On Articles, Artificial Grammar, and Language Change

My half job is teaching writing to teenagers. I love telling them that it is not wrong to split an infinitive in English. I also love telling them it is not "wrong" (the quotation marks here are an important contrast to their absence in the previous sentence) to use pronoun-antecedent disagreement (Example: "Every student takes their own notes").

I love telling my students such things because at some base level it is always fun to say something that seems subversive (even if it really is not). But I also love saying such things because it actually helps the students and liberates them from bad notions (coming from bad teaching) about language, grammar, and usage.

In my teaching, I distinguish between artificial and natural grammar to help my students understand that grammar is natural and would always exist, even if we had no orthographic system or grammar books. Artificial grammar is artificial because it tries to create and impose a system that will inevitably, undoubtedly change again.

In relation to all of this, I read an amusing article from the Wall Street Journal about highly artificial grammar/language change/usage.

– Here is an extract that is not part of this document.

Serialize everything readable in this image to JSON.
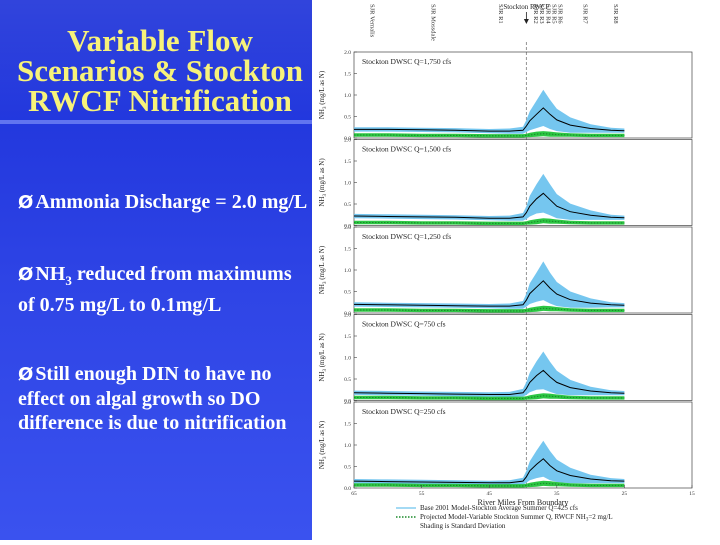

Apparently one no longer buys "an iPod"--simply "iPod"! And evidently "the Nook Simple Touch Reader" I bought a few months ago was actually "Nook Simple Touch Reader" (no article). This all is supposed to make us feel closer to and more personal with our electronic devices.

This is acceptable in the sense that, because it changes, language is highly relative and we can do just about anything we want with it, including taking out articles where they very clearly belong according to normal usage. It is unacceptable only to the extent that it is so artificial probably no one outside those companies will accept the usages that Apple, B&N, and others want to impose on them.

(Note my pronoun and its antecedent in that last sentence!)

Comments

  1. Great post! I love the way your last sentence illustrates the truth of your third sentence.